Wearing virtual reality goggles, Jordan Holler was hard at work taking apart muscles inside of a body.
The first-year medical student at UC San Francisco wasn’t touching any real tissues, though. He was using new technology that allowed him to put on a headset and start to “move” anatomy, revealing layers and structures. Then the virtual reality program can be reset to do it over in a new way.
His work is part of new curriculum at UCSF that uses cutting-edge virtual reality technology to bridge hands-on training with cadavers and textbook learning.
“It helps us understand anatomy much better,” he said.
The Base of Medical Education
Anatomy forms the foundation for much of what a medical student needs to learn and what a doctor needs to know, but it is often a dreaded memorization ordeal and a challenge to see how all the bones, muscles, nerves and organs fit together.
“Our instructors do an amazing job, but at the same time it is difficult to get an entire three-dimensional picture of what is going on,” Holler said.
Cadavers and textbooks have limitations in what they can convey. Virtual reality improves upon learning from a cadaver by its ability to go from the skin layer all the way down to the bones, and back again. Learners can remove every single layer independently and see the different relationships between the muscles and nerves and organs, zooming in to the microscopic level if desired. The process can then be reversed completely back to the skin.
The virtual-reality program used by UCSF medical students allows them to go through the human body layer by layer, deconstructing and reconstructing muscles, organs and bones.
“It’s a learning experience almost like putting a puzzle together,” said Assistant Professor of Anatomy Derek Harmon, PhD.
Harmon is using the virtual reality software as part of a research pilot with UCSF Professor of Physical Therapy and Anatomy Kimberly Topp, PhD, PT, in collaboration with medical education technology pioneered in the School of Medicine’s Technology Enhanced Education (TEE) group.
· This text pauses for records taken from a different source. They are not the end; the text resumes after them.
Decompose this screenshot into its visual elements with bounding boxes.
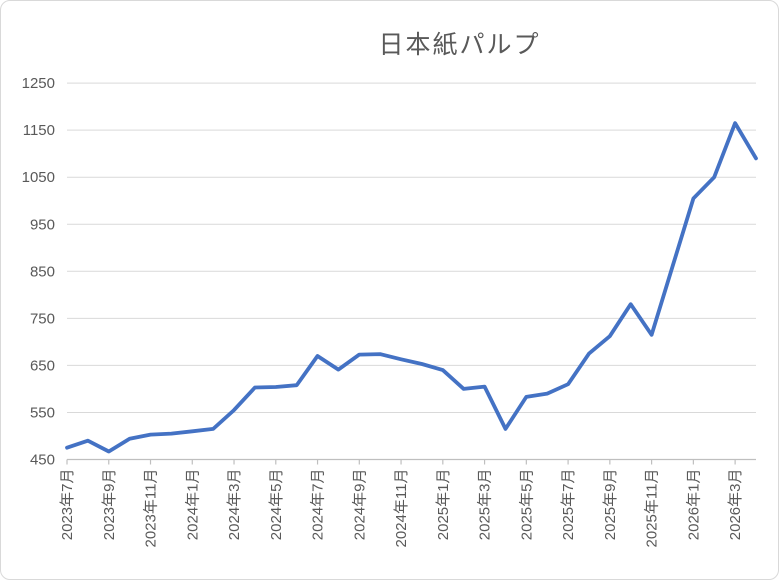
y-axis-tick-label: 550 <box>30 404 55 421</box>
x-axis-tick-label: 2025年11月 <box>644 469 661 548</box>
series-line-group <box>65 121 758 454</box>
x-axis-labels: 2023年7月 2023年9月 2023年11月 2024年1月 2024年3月 2024… <box>59 469 744 548</box>
y-axis-tick-label: 1050 <box>22 169 55 186</box>
x-axis-tick-label: 2023年11月 <box>143 469 160 548</box>
x-axis-tick-label: 2024年5月 <box>268 469 285 541</box>
x-axis-tick-label: 2025年7月 <box>560 469 577 541</box>
x-axis-tick-label: 2024年1月 <box>184 469 201 541</box>
x-axis-tick-label: 2025年5月 <box>518 469 535 541</box>
x-axis-tick-label: 2024年7月 <box>310 469 327 541</box>
x-axis-tick-label: 2026年3月 <box>727 469 744 541</box>
x-axis-tick-label: 2023年9月 <box>101 469 118 541</box>
y-axis-tick-label: 1150 <box>23 122 55 139</box>
y-axis-tick-label: 650 <box>30 357 55 374</box>
y-axis-tick-label: 750 <box>30 310 55 327</box>
y-axis-tick-label: 450 <box>30 452 55 469</box>
x-axis-tick-label: 2023年7月 <box>59 469 76 541</box>
x-axis <box>66 458 756 465</box>
chart-title: 日本紙パルプ <box>378 31 541 59</box>
x-axis-tick-label: 2025年1月 <box>435 469 452 541</box>
x-axis-tick-label: 2025年9月 <box>602 469 619 541</box>
y-axis-labels: 450 550 650 750 850 950 1050 1150 1250 <box>22 75 55 468</box>
y-axis-tick-label: 1250 <box>22 75 55 92</box>
x-axis-tick-label: 2026年1月 <box>685 469 702 541</box>
x-axis-tick-label: 2025年3月 <box>477 469 494 541</box>
x-axis-tick-label: 2024年3月 <box>226 469 243 541</box>
x-axis-tick-label: 2024年9月 <box>351 469 368 541</box>
y-axis-tick-label: 950 <box>30 216 55 233</box>
x-axis-tick-label: 2024年11月 <box>393 469 410 548</box>
y-axis-tick-label: 850 <box>30 263 55 280</box>
gridlines <box>67 82 756 413</box>
series-line <box>65 121 758 454</box>
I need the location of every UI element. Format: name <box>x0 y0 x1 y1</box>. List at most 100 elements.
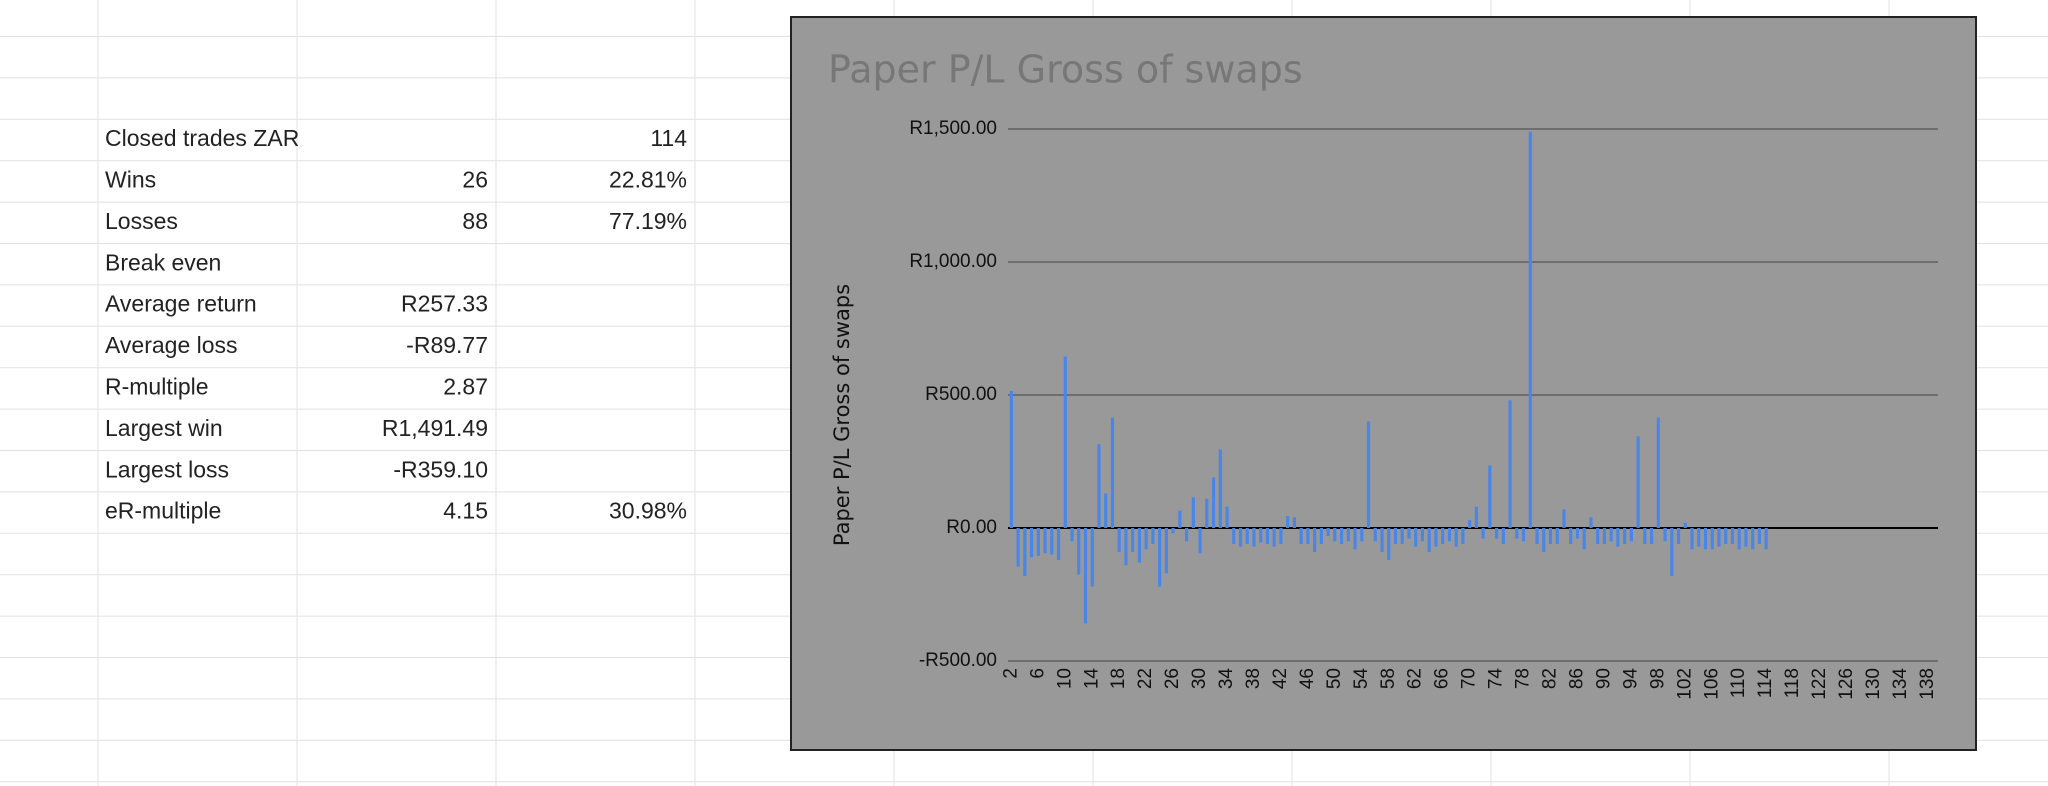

The instructors and physical therapy student teaching assistants are developing a curriculum for first-year medical students, who will use virtual reality as an optional component in their anatomy curriculum to supplement lectures, traditional two-dimensional textbook and online learning and the cadaver lab. The changes are part of the school’s Bridges curriculum, which launched in 2016.
“Virtual reality is exciting for me as an anatomy instructor because it is going to help enhance the students’ understanding of the arrangement of the body,” said Harmon. “Because the better they know the body, the better physicians they will end up being for the rest of their careers.”
Virtual reality anatomy allows the learner wearing a headset – and observers viewing monitors – to interact with a virtual patient that is upright, much as they would with an actual patient in a clinic. The virtual patient can be viewed from the top or bottom, and can be moved around to uncover spatial relationships.
While the 3-D aspect is a huge benefit, Topp pointed out several others.
“Anatomists pride themselves in being able to engage students in their learning to experience the wonder of anatomy,” she said. “People are really wowed when using virtual reality. That is how I think it is going to help students remember the anatomy that is so dense in their education.”
Future Uses of Virtual Reality
Topp also sees the technology assisting more generally in immersion learning, helping learners get used to an environment that is unfamiliar and frightening.
“It is hard to simulate a realistic trauma experience where nobody is going to get hurt,” she said.
A virtual trauma patient allows team members to get used to calming themselves and gaining control over their emotions, thoughts and actions to be useful in the situation.
First-year medical student Carmen Marie Lee uses a virtual-reality set in the UCSF Anatomy Learning Center.
“This is a great way to get students more comfortable with the actual clinical environment that they are headed into,” she said, adding that another bonus is the training in communication skills among team members and in immediate decision-making.
Christian Burke, the director of technology innovation with the Office of Medical Education, and the other TEE team members are eagerly planning what else can be done with the technology, including building their own models and using it to simulate surgery, clinical cases and injuries. For example, a discussion of the anatomy of the lower limb might be immediately followed by a virtual reality situation in which a team needs to apply that anatomy to an emergency, such as a traumatic injury. The student is able to practice communication of their knowledge, provide direction for team members, and make clinical decisions in a stressful but safe environment. And then they can do it again in a different virtual clinical environment.
“This has the potential to take us to the next level of experience so we can go from general anatomy learning to an environment where anatomy has been disrupted and the student has to act on it,” said Topp. “This technology takes anatomy learning and applies it almost immediately.”